[José Ribamar Garcia]

 Foi no início desta madrugada de domingo - dia dos pais. Haja dias dedicados às pessoas!  Dia das mães, das avós, das sogras, das noras, dos genros, das crianças, dos médicos, dos comerciários, dos namorados, dos advogados, e por aí vai...  Dos advogados, então, até a justiça interrompe suas atividades e fecha os portões em comemoração. Como se ela estivesse em dia com seus processos. Parece que ainda quem não tem o seu dia são as meninas da Vila Mimosa, apesar de serem seguradas pela Previdência Social, na condição de profissionais do sexo. Talvez, porque o comércio não as veja como boas consumistas. Sempre achei que a invenção desses dias, sobretudo, o da mãe e o do pai, foi a maior jogada do comércio. Uma forma de alavancar as vendas, com a classe média indo às compras, aos restaurantes e às churrascarias. Diante destas, são formadas longas filas. Filas quilométricas. De dobrarem a quadra, com filhos exibindo seus genitores. Velhinhos em pé, sob um sol escaldante, esperando a vez de entrar para comerem – comerem? - uma carne indormida, insossa e pedrada.  Malvadeza.  Pois, muitos deles não possuem mais dentes.  Este ano, eles se livraram desse suplício, graças ao Covid-19.  Mas, não era disso que eu ia falar. E, sim, da visita, inesperada e agradável, que recebi nesse começo de madrugada.  
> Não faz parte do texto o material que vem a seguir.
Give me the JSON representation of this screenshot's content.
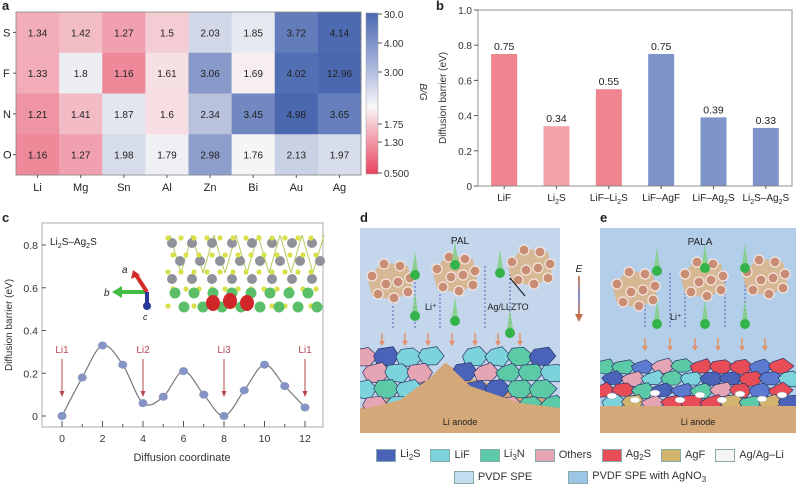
{
  "panels": {
    "a": "a",
    "b": "b",
    "c": "c",
    "d": "d",
    "e": "e"
  },
  "chart_data": [
    {
      "type": "heatmap",
      "panel": "a",
      "rows": [
        "S",
        "F",
        "N",
        "O"
      ],
      "columns": [
        "Li",
        "Mg",
        "Sn",
        "Al",
        "Zn",
        "Bi",
        "Au",
        "Ag"
      ],
      "values": [
        [
          1.34,
          1.42,
          1.27,
          1.5,
          2.03,
          1.85,
          3.72,
          4.14
        ],
        [
          1.33,
          1.8,
          1.16,
          1.61,
          3.06,
          1.69,
          4.02,
          12.96
        ],
        [
          1.21,
          1.41,
          1.87,
          1.6,
          2.34,
          3.45,
          4.98,
          3.65
        ],
        [
          1.16,
          1.27,
          1.98,
          1.79,
          2.98,
          1.76,
          2.13,
          1.97
        ]
      ],
      "value_labels": [
        [
          "1.34",
          "1.42",
          "1.27",
          "1.5",
          "2.03",
          "1.85",
          "3.72",
          "4.14"
        ],
        [
          "1.33",
          "1.8",
          "1.16",
          "1.61",
          "3.06",
          "1.69",
          "4.02",
          "12.96"
        ],
        [
          "1.21",
          "1.41",
          "1.87",
          "1.6",
          "2.34",
          "3.45",
          "4.98",
          "3.65"
        ],
        [
          "1.16",
          "1.27",
          "1.98",
          "1.79",
          "2.98",
          "1.76",
          "2.13",
          "1.97"
        ]
      ],
      "colorbar": {
        "label": "B/G",
        "ticks": [
          "30.0",
          "4.00",
          "3.00",
          "1.75",
          "1.30",
          "0.500"
        ],
        "low_color": "#e8435f",
        "mid_color": "#f8f8f8",
        "high_color": "#4a67b0"
      }
    },
    {
      "type": "bar",
      "panel": "b",
      "categories": [
        "LiF",
        "Li2S",
        "LiF–Li2S",
        "LiF–AgF",
        "LiF–Ag2S",
        "Li2S–Ag2S"
      ],
      "category_labels": [
        {
          "main": "LiF"
        },
        {
          "main": "Li",
          "sub": "2",
          "tail": "S"
        },
        {
          "main": "LiF–Li",
          "sub": "2",
          "tail": "S"
        },
        {
          "main": "LiF–AgF"
        },
        {
          "main": "LiF–Ag",
          "sub": "2",
          "tail": "S"
        },
        {
          "main": "Li",
          "sub": "2",
          "tail": "S–Ag",
          "sub2": "2",
          "tail2": "S"
        }
      ],
      "values": [
        0.75,
        0.34,
        0.55,
        0.75,
        0.39,
        0.33
      ],
      "value_labels": [
        "0.75",
        "0.34",
        "0.55",
        "0.75",
        "0.39",
        "0.33"
      ],
      "colors": [
        "#f08590",
        "#f4a3ad",
        "#f08590",
        "#7f94c9",
        "#7f94c9",
        "#7f94c9"
      ],
      "ylabel": "Diffusion barrier (eV)",
      "ylim": [
        0,
        1.0
      ],
      "yticks": [
        "0",
        "0.2",
        "0.4",
        "0.6",
        "0.8",
        "1.0"
      ]
    },
    {
      "type": "line",
      "panel": "c",
      "title": "Li2S–Ag2S",
      "x": [
        0,
        1,
        2,
        3,
        4,
        5,
        6,
        7,
        8,
        9,
        10,
        11,
        12
      ],
      "y": [
        0.0,
        0.18,
        0.33,
        0.24,
        0.06,
        0.09,
        0.21,
        0.1,
        0.0,
        0.12,
        0.24,
        0.14,
        0.04
      ],
      "xlabel": "Diffusion coordinate",
      "ylabel": "Diffusion barrier (eV)",
      "xlim": [
        -1,
        13
      ],
      "ylim": [
        -0.05,
        0.9
      ],
      "xticks": [
        "0",
        "2",
        "4",
        "6",
        "8",
        "10",
        "12"
      ],
      "yticks": [
        "0",
        "0.2",
        "0.4",
        "0.6",
        "0.8"
      ],
      "annotations": [
        {
          "text": "Li1",
          "x": 0
        },
        {
          "text": "Li2",
          "x": 4
        },
        {
          "text": "Li3",
          "x": 8
        },
        {
          "text": "Li1",
          "x": 12
        }
      ],
      "axes_labels": {
        "a": "a",
        "b": "b",
        "c": "c"
      },
      "point_color": "#8594c4",
      "line_color": "#777777",
      "arrow_color": "#b5484e"
    }
  ],
  "schematic_d": {
    "title": "PAL",
    "li_label": "Li⁺",
    "particle_label": "Ag/LLZTO",
    "anode_label": "Li anode"
  },
  "schematic_e": {
    "title": "PALA",
    "li_label": "Li⁺",
    "anode_label": "Li anode"
  },
  "field_label": "E",
  "legend": {
    "row1": [
      {
        "label": "Li",
        "sub": "2",
        "tail": "S",
        "color": "#4a62b8"
      },
      {
        "label": "LiF",
        "color": "#7dd3dc"
      },
      {
        "label": "Li",
        "sub": "3",
        "tail": "N",
        "color": "#5cc9a7"
      },
      {
        "label": "Others",
        "color": "#e6a5b5"
      },
      {
        "label": "Ag",
        "sub": "2",
        "tail": "S",
        "color": "#e74c57"
      },
      {
        "label": "AgF",
        "color": "#d2b46e"
      },
      {
        "label": "Ag/Ag–Li",
        "color": "#f4f4f4"
      }
    ],
    "row2": [
      {
        "label": "PVDF SPE",
        "color": "#c4dcf0"
      },
      {
        "label": "PVDF SPE with AgNO",
        "sub": "3",
        "color": "#9cc6e6"
      }
    ]
  }
}
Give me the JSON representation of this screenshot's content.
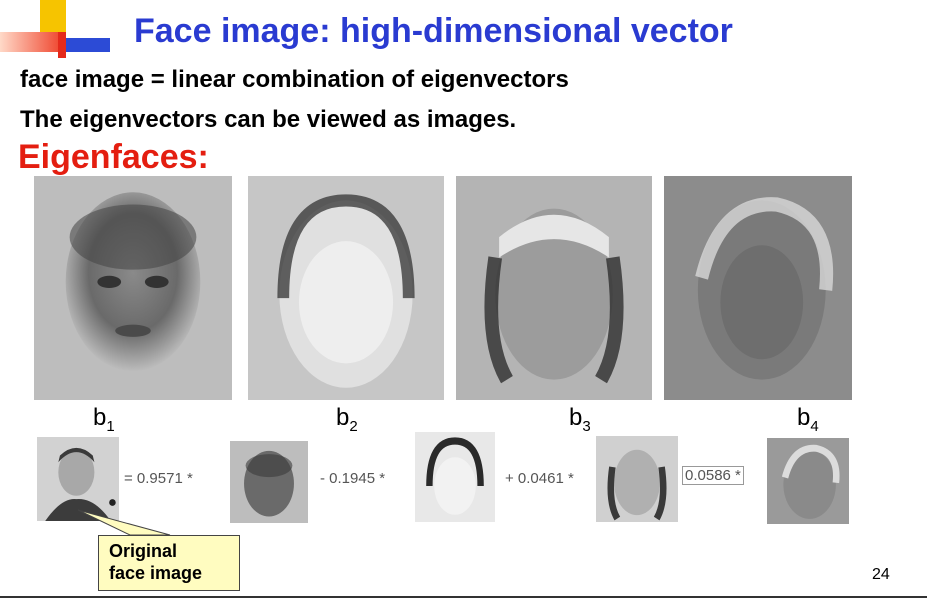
{
  "slide": {
    "title": "Face image: high-dimensional vector",
    "line1": "face image = linear combination of eigenvectors",
    "line2": "The eigenvectors can be viewed as images.",
    "heading": "Eigenfaces:",
    "page_number": "24"
  },
  "eigenfaces": [
    {
      "label_base": "b",
      "label_sub": "1"
    },
    {
      "label_base": "b",
      "label_sub": "2"
    },
    {
      "label_base": "b",
      "label_sub": "3"
    },
    {
      "label_base": "b",
      "label_sub": "4"
    }
  ],
  "equation": {
    "coef1": "= 0.9571 *",
    "coef2": "- 0.1945 *",
    "coef3": "+ 0.0461 *",
    "coef4": "0.0586 *"
  },
  "callout": {
    "line1": "Original",
    "line2": "face image"
  },
  "colors": {
    "title": "#2a3bd1",
    "heading": "#e41e10",
    "callout_bg": "#fffcc0"
  }
}
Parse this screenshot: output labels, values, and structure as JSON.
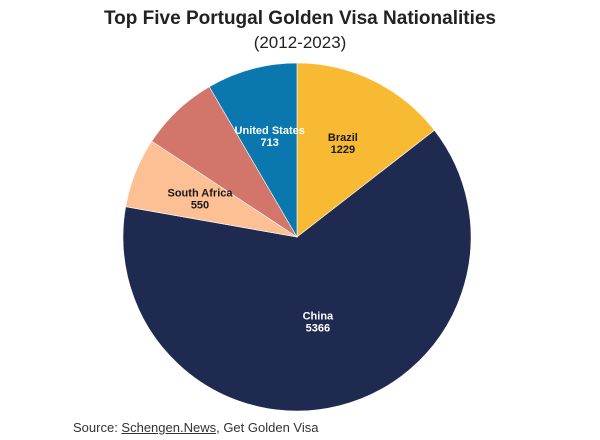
{
  "chart_data": {
    "type": "pie",
    "title": "Top Five Portugal Golden Visa Nationalities",
    "subtitle": "(2012-2023)",
    "slices": [
      {
        "label": "Brazil",
        "value": 1229,
        "value_label": "1229",
        "color": "#F7BA32"
      },
      {
        "label": "China",
        "value": 5366,
        "value_label": "5366",
        "color": "#1F2A50"
      },
      {
        "label": "South Africa",
        "value": 550,
        "value_label": "550",
        "color": "#FDBF94"
      },
      {
        "label": "",
        "value": 620,
        "value_label": "",
        "color": "#D2756B"
      },
      {
        "label": "United States",
        "value": 713,
        "value_label": "713",
        "color": "#0A78AE"
      }
    ],
    "start_angle_deg": 0,
    "direction": "clockwise"
  },
  "footer": {
    "source_prefix": "Source: ",
    "source_link": "Schengen.News",
    "source_suffix": ", Get Golden Visa"
  }
}
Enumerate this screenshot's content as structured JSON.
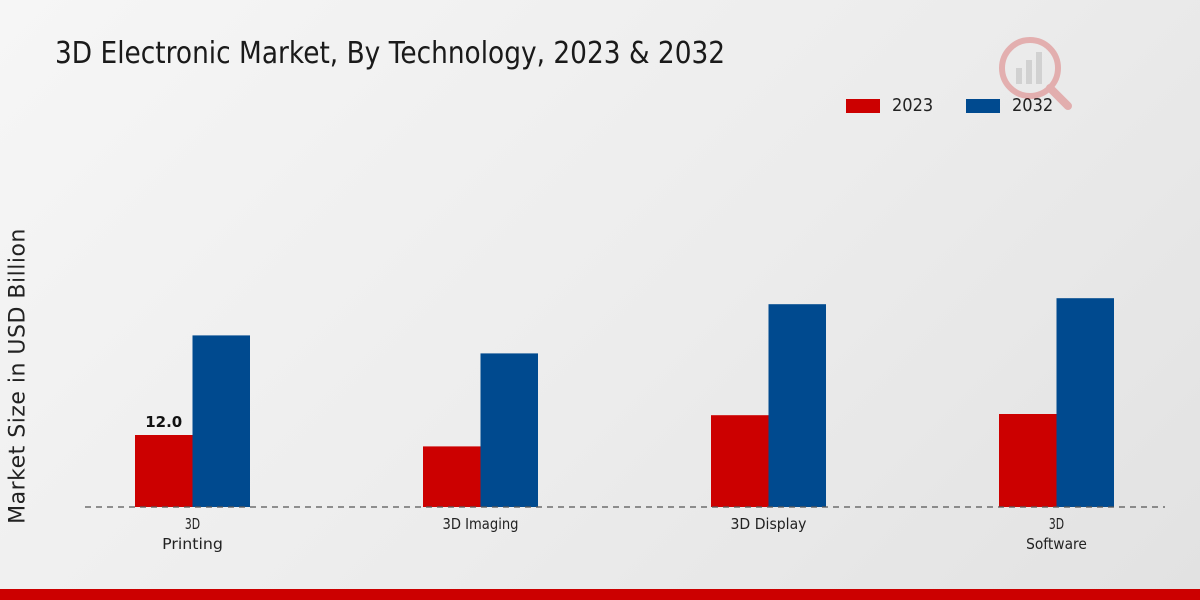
{
  "colors": {
    "series_2023": "#cc0000",
    "series_2032": "#004a8f",
    "bottom_bar": "#cc0000"
  },
  "watermark_icon": "market-research-logo-icon",
  "chart_data": {
    "type": "bar",
    "title": "3D Electronic Market, By Technology, 2023 & 2032",
    "xlabel": "",
    "ylabel": "Market Size in USD Billion",
    "categories": [
      [
        "3D",
        "Printing"
      ],
      [
        "3D Imaging"
      ],
      [
        "3D Display"
      ],
      [
        "3D",
        "Software"
      ]
    ],
    "series": [
      {
        "name": "2023",
        "values": [
          12.0,
          10.1,
          15.3,
          15.5
        ]
      },
      {
        "name": "2032",
        "values": [
          28.6,
          25.6,
          33.8,
          34.8
        ]
      }
    ],
    "data_labels": [
      {
        "series": 0,
        "index": 0,
        "text": "12.0"
      }
    ],
    "ylim": [
      0,
      60
    ],
    "grid": false,
    "legend": "top-right"
  }
}
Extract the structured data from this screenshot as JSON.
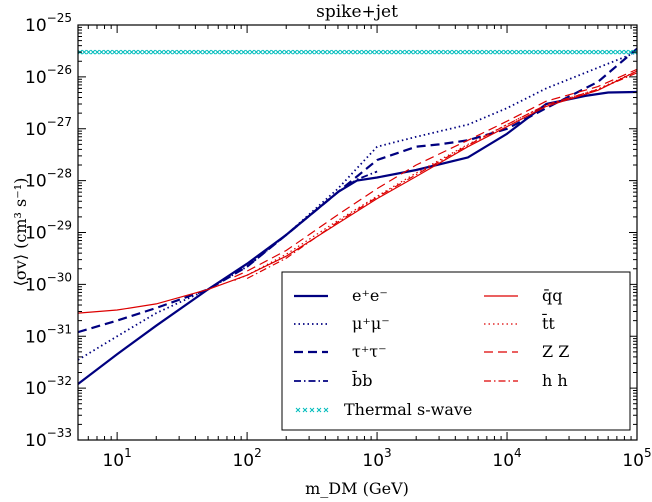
{
  "chart_data": {
    "type": "line",
    "title": "spike+jet",
    "xlabel": "m_DM (GeV)",
    "ylabel": "⟨σv⟩ (cm³ s⁻¹)",
    "xscale": "log",
    "yscale": "log",
    "xlim": [
      5,
      100000
    ],
    "ylim": [
      1e-33,
      1e-25
    ],
    "x_ticks": [
      {
        "value": 10,
        "base": "10",
        "exp": "1"
      },
      {
        "value": 100,
        "base": "10",
        "exp": "2"
      },
      {
        "value": 1000,
        "base": "10",
        "exp": "3"
      },
      {
        "value": 10000,
        "base": "10",
        "exp": "4"
      },
      {
        "value": 100000,
        "base": "10",
        "exp": "5"
      }
    ],
    "y_ticks": [
      {
        "value": 1e-33,
        "base": "10",
        "exp": "−33"
      },
      {
        "value": 1e-32,
        "base": "10",
        "exp": "−32"
      },
      {
        "value": 1e-31,
        "base": "10",
        "exp": "−31"
      },
      {
        "value": 1e-30,
        "base": "10",
        "exp": "−30"
      },
      {
        "value": 1e-29,
        "base": "10",
        "exp": "−29"
      },
      {
        "value": 1e-28,
        "base": "10",
        "exp": "−28"
      },
      {
        "value": 1e-27,
        "base": "10",
        "exp": "−27"
      },
      {
        "value": 1e-26,
        "base": "10",
        "exp": "−26"
      },
      {
        "value": 1e-25,
        "base": "10",
        "exp": "−25"
      }
    ],
    "grid": false,
    "legend_position": "lower-right",
    "series": [
      {
        "name": "e⁺e⁻",
        "color": "#000080",
        "style": "solid",
        "width": 2.2,
        "x": [
          5,
          10,
          20,
          50,
          100,
          200,
          500,
          700,
          1000,
          2000,
          5000,
          10000,
          20000,
          40000,
          60000,
          100000
        ],
        "y": [
          1.2e-32,
          4.5e-32,
          1.6e-31,
          8e-31,
          2.5e-30,
          9e-30,
          6e-29,
          1e-28,
          1.15e-28,
          1.6e-28,
          2.8e-28,
          8e-28,
          3e-27,
          4.3e-27,
          5e-27,
          5.1e-27
        ]
      },
      {
        "name": "μ⁺μ⁻",
        "color": "#000080",
        "style": "dotted",
        "width": 1.8,
        "x": [
          5,
          10,
          20,
          50,
          100,
          200,
          500,
          1000,
          2000,
          5000,
          10000,
          20000,
          50000,
          100000
        ],
        "y": [
          3.5e-32,
          1e-31,
          2.8e-31,
          8e-31,
          2.2e-30,
          9e-30,
          7e-29,
          4.5e-28,
          7e-28,
          1.2e-27,
          2.5e-27,
          6e-27,
          1.5e-26,
          3e-26
        ]
      },
      {
        "name": "τ⁺τ⁻",
        "color": "#000080",
        "style": "dashed",
        "width": 2.2,
        "x": [
          5,
          10,
          20,
          50,
          100,
          200,
          500,
          1000,
          2000,
          3000,
          5000,
          10000,
          20000,
          50000,
          100000
        ],
        "y": [
          1.2e-31,
          2e-31,
          3.5e-31,
          8e-31,
          2.2e-30,
          9e-30,
          6e-29,
          2.5e-28,
          4.5e-28,
          5e-28,
          6e-28,
          1e-27,
          2.5e-27,
          8e-27,
          3.5e-26
        ]
      },
      {
        "name": "b̄b",
        "color": "#000080",
        "style": "dashdot",
        "width": 1.8,
        "x": [
          100,
          200,
          500,
          700,
          1000
        ],
        "y": [
          2.2e-30,
          9e-30,
          6e-29,
          1.05e-28,
          1.5e-28
        ]
      },
      {
        "name": "q̄q",
        "color": "#dd0000",
        "style": "solid",
        "width": 1.2,
        "x": [
          5,
          10,
          20,
          50,
          100,
          200,
          500,
          1000,
          2000,
          5000,
          10000,
          20000,
          50000,
          100000
        ],
        "y": [
          2.8e-31,
          3.2e-31,
          4.2e-31,
          8e-31,
          1.5e-30,
          3.5e-30,
          1.5e-29,
          4.5e-29,
          1.2e-28,
          4.5e-28,
          1.1e-27,
          2.7e-27,
          5.5e-27,
          1.3e-26
        ]
      },
      {
        "name": "t̄t",
        "color": "#dd0000",
        "style": "dotted",
        "width": 1.2,
        "x": [
          80,
          100,
          200,
          500,
          1000,
          2000,
          5000,
          10000,
          20000,
          50000,
          100000
        ],
        "y": [
          1.2e-30,
          1.5e-30,
          3.8e-30,
          1.7e-29,
          5e-29,
          1.4e-28,
          5e-28,
          1.2e-27,
          2.9e-27,
          5.8e-27,
          1.3e-26
        ]
      },
      {
        "name": "Z Z",
        "color": "#dd0000",
        "style": "dashed",
        "width": 1.2,
        "x": [
          80,
          100,
          200,
          500,
          1000,
          2000,
          5000,
          10000,
          20000,
          50000,
          100000
        ],
        "y": [
          1.4e-30,
          1.8e-30,
          4.5e-30,
          2.2e-29,
          7e-29,
          2e-28,
          6e-28,
          1.4e-27,
          3.4e-27,
          6.5e-27,
          1.4e-26
        ]
      },
      {
        "name": "h h",
        "color": "#dd0000",
        "style": "dashdot",
        "width": 1.2,
        "x": [
          100,
          200,
          500,
          1000,
          2000,
          5000,
          10000,
          20000,
          50000,
          100000
        ],
        "y": [
          1.3e-30,
          3.2e-30,
          1.6e-29,
          4.8e-29,
          1.3e-28,
          4.8e-28,
          1.2e-27,
          2.9e-27,
          5.7e-27,
          1.2e-26
        ]
      },
      {
        "name": "Thermal s-wave",
        "color": "#00bcbc",
        "style": "xmarks",
        "width": 1,
        "x": [
          5,
          100000
        ],
        "y": [
          3e-26,
          3e-26
        ]
      }
    ]
  }
}
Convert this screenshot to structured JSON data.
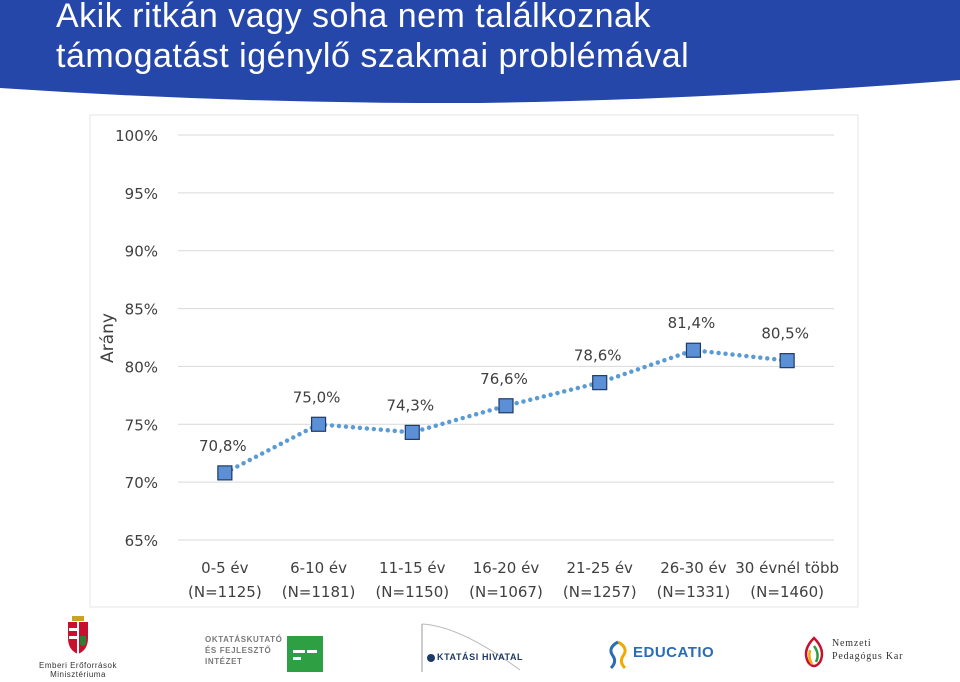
{
  "header": {
    "title_line1": "Akik ritkán vagy soha nem találkoznak",
    "title_line2": "támogatást igénylő szakmai problémával",
    "band_color": "#2547a9"
  },
  "chart_data": {
    "type": "line",
    "title": "",
    "ylabel": "Arány",
    "xlabel": "",
    "ylim": [
      65,
      100
    ],
    "yticks": [
      65,
      70,
      75,
      80,
      85,
      90,
      95,
      100
    ],
    "ytick_labels": [
      "65%",
      "70%",
      "75%",
      "80%",
      "85%",
      "90%",
      "95%",
      "100%"
    ],
    "grid": true,
    "categories": [
      "0-5 év",
      "6-10 év",
      "11-15 év",
      "16-20 év",
      "21-25 év",
      "26-30 év",
      "30 évnél több"
    ],
    "category_n": [
      "(N=1125)",
      "(N=1181)",
      "(N=1150)",
      "(N=1067)",
      "(N=1257)",
      "(N=1331)",
      "(N=1460)"
    ],
    "values": [
      70.8,
      75.0,
      74.3,
      76.6,
      78.6,
      81.4,
      80.5
    ],
    "value_labels": [
      "70,8%",
      "75,0%",
      "74,3%",
      "76,6%",
      "78,6%",
      "81,4%",
      "80,5%"
    ],
    "line_style": "dotted",
    "marker": "square",
    "colors": {
      "line": "#5b9bd5",
      "marker_fill": "#5b8fd6",
      "marker_edge": "#1f3a66",
      "grid": "#d9d9d9"
    }
  },
  "footer": {
    "logos": [
      {
        "icon": "hungarian-coat-of-arms-icon",
        "line1": "Emberi Erőforrások",
        "line2": "Minisztériuma"
      },
      {
        "icon": "ofi-logo-icon",
        "line1": "OKTATÁSKUTATÓ",
        "line2": "ÉS FEJLESZTŐ",
        "line3": "INTÉZET"
      },
      {
        "icon": "oktatasi-hivatal-logo-icon",
        "text": "KTATÁSI HIVATAL"
      },
      {
        "icon": "educatio-logo-icon",
        "text": "EDUCATIO"
      },
      {
        "icon": "npk-logo-icon",
        "line1": "Nemzeti",
        "line2": "Pedagógus Kar"
      }
    ]
  }
}
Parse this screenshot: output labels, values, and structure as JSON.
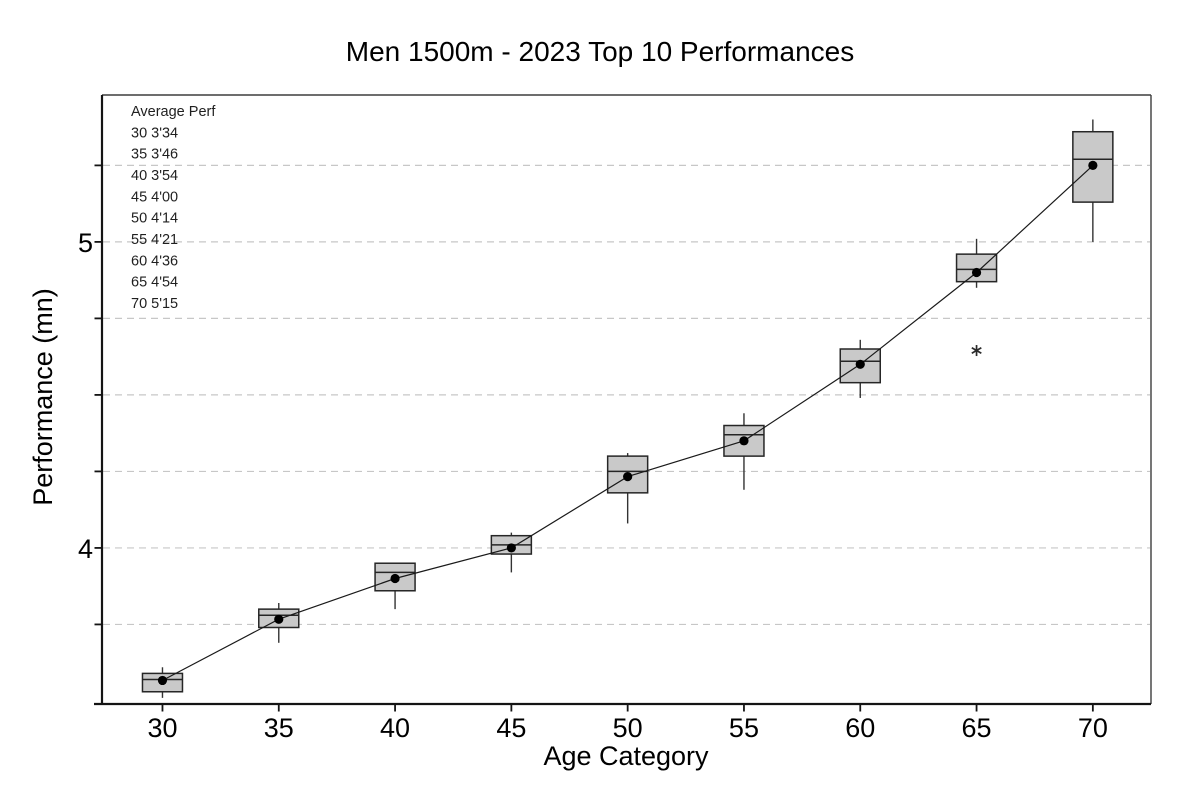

Estava eu entretido, com a leitura do segundo volume da biografia de Monteiro Lobato, do seu biógrafo Edgard Cavalheiro, quando ouvi um ruído batendo nas paredes e no teto. Pensei, na hora, fosse algum besouro ou morcego. Larguei o livro e me levantei da poltrona para ver o que era. E o que era?  Um beija-flor-tesoura, que entrara pela janela.  O bichinho, com aquela cauda dividida ao meio, feito uma tesoura – daí o seu sobrenome - parecia perdido. Voava, batia o bico nas paredes e pousava na prateleira da estante de livros. Em seguida, invertia o percurso. Num desses vôos, caiu dentro da sanca. Temendo que ele se machucasse, fechei a porta do quarto e fui à cozinha, de onde lhe trouxe uma xícara, contendo raspa de rapadura, dissolvida na água. Supus que se bebesse, ficaria quieto. Mas, ele já havia saído da sanca e estava na sua beirada. Depois voou para a estante, quando pude observar seu colorido: cabeça, pescoço e cauda são azuis; e o resto do corpo, de um verde-escuro brilhante. Fiz várias tentativas para que voasse mais baixo, a fim de encontrar a janela. Todas em vão. Aí resolvi assistir a algum filme pela televisão. Apaguei as lâmpadas, fechei a porta do quarto, deixei a janela aberta e fui para a sala, que dá para a rua.   

Lá pelas tantas, volto a ouvir esbarrões nas paredes e o tique-tique-tique-tique, numa freqüência rápida e baixinha. Só audível devido ao silêncio da hora. Era ele de novo. Meu belo visitante. De vôos graciosos e de soberbas paradas em pleno ar. Pois não é, que ele saiu do quarto, cruzou o vão interno do prédio, ultrapassou a cozinha e foi parar na sala, onde continuou nos seus vôos curtos e pousos relâmpagos.  Isso perdurou até a chegada do meu sono, por volta das quatro horas. Apaguei a luz, deixei a janela aberta e dei-lhe boa noite.  No dia seguinte, nem sinal dele. Veio e  partiu como um cavaleiro solitário, que não compartilha sua solidão.